À frente da pasta de Cidades, Ruas tem tido contato frequente com prefeitos de todo o estado, conduzindo asfaltamento de ruas, melhorias urbanas e nos sistemas de drenagem de diferentes municípios. Ao mesmo tempo, conduz um dos principais investimentos da gestão Castro, um corredor de ônibus em São Gonçalo ao custo de R$ 320 milhões.
Com o bom trânsito político construído neste período, venceu, ao menos por ora, o cabo de guerra com Felipe Curi, secretário de Polícia Civil e delegado há mais de 20 anos, cuja popularidade explodiu após a Operação Contenção, no Complexo do Alemão, em outubro, quando 122 pessoas foram mortas. Ruas foi avalizado pelos aliados PP e União Brasil, que indicarão nomes para a vice e o Senado, respectivamente.
“O que me projetou para ser um nome considerado foi a minha atuação na secretaria, que me deu capilaridade de relação institucional com prefeitos e deputados e me deu a oportunidade de conhecer o interior do estado”, disse Ruas à reportagem.
Apesar de ter obtido a vaga por meio da política, Ruas pretende explorar na campanha o fato de ser policial civil, a fim de apresentar credenciais no tema da segurança pública.
“O governador tem que conhecer de gestão pública e dar atenção a todas as áreas. […] Ter essa origem de segurança pública me ajuda a compreender melhor a situação, sobretudo dos nossos policiais. O que eles passam e o que eles pensam. Vemos muitos especialistas querendo dar opinião, mas ninguém conhece mais a realidade de segurança pública do que os nossos policiais”, afirmou.
O secretário tem uma curta carreira atuando de fato na corporação: ingressou em dezembro de 2013 e saiu em dezembro de 2016. Neste período, trabalhou na 81ª DP (Itaipu) e na Delegacia de Homicídios de Niterói.
Em 2017, foi cedido para a Prefeitura de São Gonçalo para o cargo de subsecretário do Trabalho.
Dois anos depois, assumiu a Superintendência Regional da Baía de Guanabara no Inea (Instituto Estadual do Ambiente), órgão à época sob influência de Altineu Côrtes.

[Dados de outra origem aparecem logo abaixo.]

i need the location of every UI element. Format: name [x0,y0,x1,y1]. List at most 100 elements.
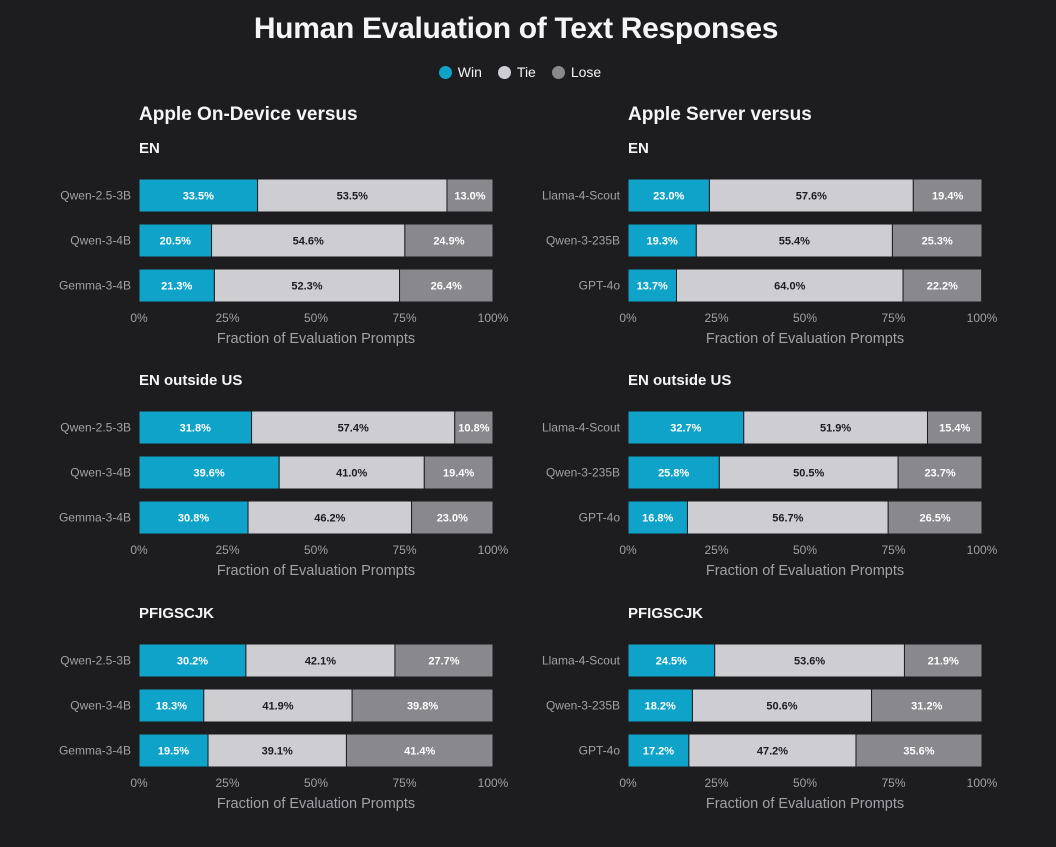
x-tick-label: 25% [215,311,239,325]
data-label-lose: 26.5% [919,513,950,525]
x-tick-label: 0% [130,311,148,325]
bar-tie [251,410,456,445]
x-tick-label: 50% [304,776,328,790]
x-axis-label: Fraction of Evaluation Prompts [706,563,904,579]
panel-1: EN Llama-4-Scout 23.0% 57.6% 19.4% Qwen-3-235… [542,140,998,347]
data-label-tie: 41.0% [336,468,367,480]
data-label-tie: 57.6% [796,191,827,203]
category-label: Gemma-3-4B [59,279,131,293]
data-label-win: 33.5% [183,191,214,203]
x-axis-label: Fraction of Evaluation Prompts [706,796,904,812]
x-tick-label: 100% [478,311,509,325]
panel-subtitle: EN outside US [139,372,242,389]
data-label-tie: 42.1% [305,656,336,668]
panel-subtitle: EN outside US [628,372,731,389]
x-tick-label: 25% [215,543,239,557]
category-label: Qwen-3-4B [70,466,131,480]
data-label-lose: 25.3% [922,236,953,248]
bar-win [138,688,205,723]
data-label-lose: 19.4% [932,191,963,203]
category-label: Llama-4-Scout [542,654,621,668]
bar-win [627,643,716,678]
bar-win [627,268,677,303]
bar-tie [714,643,905,678]
bar-win [138,223,213,258]
x-tick-label: 100% [478,543,509,557]
bar-win [627,455,720,490]
data-label-win: 20.5% [160,236,191,248]
data-label-lose: 13.0% [454,191,485,203]
x-tick-label: 25% [215,776,239,790]
data-label-tie: 39.1% [262,746,293,758]
data-label-win: 23.0% [653,191,684,203]
legend-item-win: Win [438,64,482,80]
data-label-tie: 41.9% [262,701,293,713]
data-label-win: 25.8% [658,468,689,480]
bar-lose [446,178,494,213]
legend-label-win: Win [457,64,482,80]
panel-subtitle: PFIGSCJK [628,605,703,622]
data-label-win: 17.2% [643,746,674,758]
x-tick-label: 50% [304,543,328,557]
data-label-tie: 50.6% [766,701,797,713]
data-label-lose: 23.0% [437,513,468,525]
data-label-tie: 57.4% [338,423,369,435]
bar-tie [686,500,889,535]
x-tick-label: 0% [130,776,148,790]
x-tick-label: 50% [793,543,817,557]
x-tick-label: 0% [619,776,637,790]
bar-lose [926,410,983,445]
x-tick-label: 0% [619,543,637,557]
bar-tie [245,643,396,678]
panel-subtitle: EN [139,140,160,157]
data-label-win: 18.2% [645,701,676,713]
panel-subtitle: PFIGSCJK [139,605,214,622]
bar-lose [912,178,983,213]
data-label-tie: 51.9% [820,423,851,435]
x-tick-label: 25% [704,543,728,557]
bar-lose [345,733,494,768]
bar-tie [211,223,406,258]
data-label-win: 24.5% [656,656,687,668]
data-label-tie: 55.4% [779,236,810,248]
data-label-win: 31.8% [180,423,211,435]
data-label-tie: 47.2% [757,746,788,758]
data-label-lose: 24.9% [433,236,464,248]
bar-lose [423,455,494,490]
bar-win [627,410,745,445]
bar-lose [454,410,494,445]
legend-swatch-win [438,65,452,79]
bar-tie [688,733,857,768]
data-label-lose: 27.7% [428,656,459,668]
bar-lose [871,688,983,723]
category-label: Qwen-2.5-3B [60,189,131,203]
x-tick-label: 50% [304,311,328,325]
x-tick-label: 50% [793,776,817,790]
legend: Win Tie Lose [0,64,1040,80]
bar-tie [708,178,914,213]
category-label: Gemma-3-4B [59,511,131,525]
data-label-tie: 54.6% [293,236,324,248]
data-label-lose: 31.2% [911,701,942,713]
bar-lose [903,643,983,678]
data-label-lose: 19.4% [443,468,474,480]
bar-lose [897,455,983,490]
bar-tie [718,455,899,490]
data-label-tie: 64.0% [774,281,805,293]
x-tick-label: 0% [130,543,148,557]
category-label: Qwen-3-235B [546,466,620,480]
category-label: GPT-4o [579,279,621,293]
legend-swatch-tie [497,65,511,79]
data-label-win: 21.3% [161,281,192,293]
data-label-win: 13.7% [637,281,668,293]
bar-win [627,223,697,258]
data-label-win: 30.2% [177,656,208,668]
category-label: Qwen-3-235B [546,234,620,248]
legend-label-lose: Lose [570,64,602,80]
bar-tie [676,268,904,303]
bar-lose [891,223,983,258]
data-label-lose: 41.4% [404,746,435,758]
category-label: GPT-4o [579,511,621,525]
bar-tie [691,688,873,723]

O deputado havia feito em 2018 campanha em conjunto com o capitão Nelson em São Gonçalo.
No início do primeiro mandato do pai na cidade, em 2021, Ruas foi nomeado secretário municipal de Gestão Integrada e Projetos Especiais. Ele se tornou uma espécie de gerente dos principais investimentos na cidade, ganhando visibilidade para a futura candidatura.
Enquanto o pai, um ex-oficial da PM com perfil mais simples, atuava nas ruas, Douglas, descrito como mais articulado, era o responsável por captar recursos para investimento na cidade.
“A atribuição era criar um portfólio de projetos e captar recursos junto ao governo federal, estadual e parlamentares com emendas. […] Nesse período fui estabelecendo relações.”
Eleito em outubro de 2022, Ruas ficou apenas nove meses na Alerj (Assembleia Legislativa do Rio de Janeiro). Assumiu a Secretaria de Cidades em setembro de 2023. Agora, ele tem acompanhado Castro em inaugurações em todo o estado desde a escolha para disputar o Palácio Guanabara em outubro.
Seu nome, porém, ainda não está confirmado como opção do PL para o provável mandato-tampão após a renúncia do governador, que deve deixar o cargo nas próximas semanas para disputar o Senado.
Castro ainda defende o nome de seu secretário da Casa Civil, Nicola Miccione, para encerrar o ano. O objetivo é manter um aliado próximo no fechamento do governo que lhe garanta algum controle sobre a máquina estadual durante as eleições.
Flávio, porém, defende que Ruas concorra à eleição indireta para que dispute já no cargo, fortalecendo seu palanque no estado.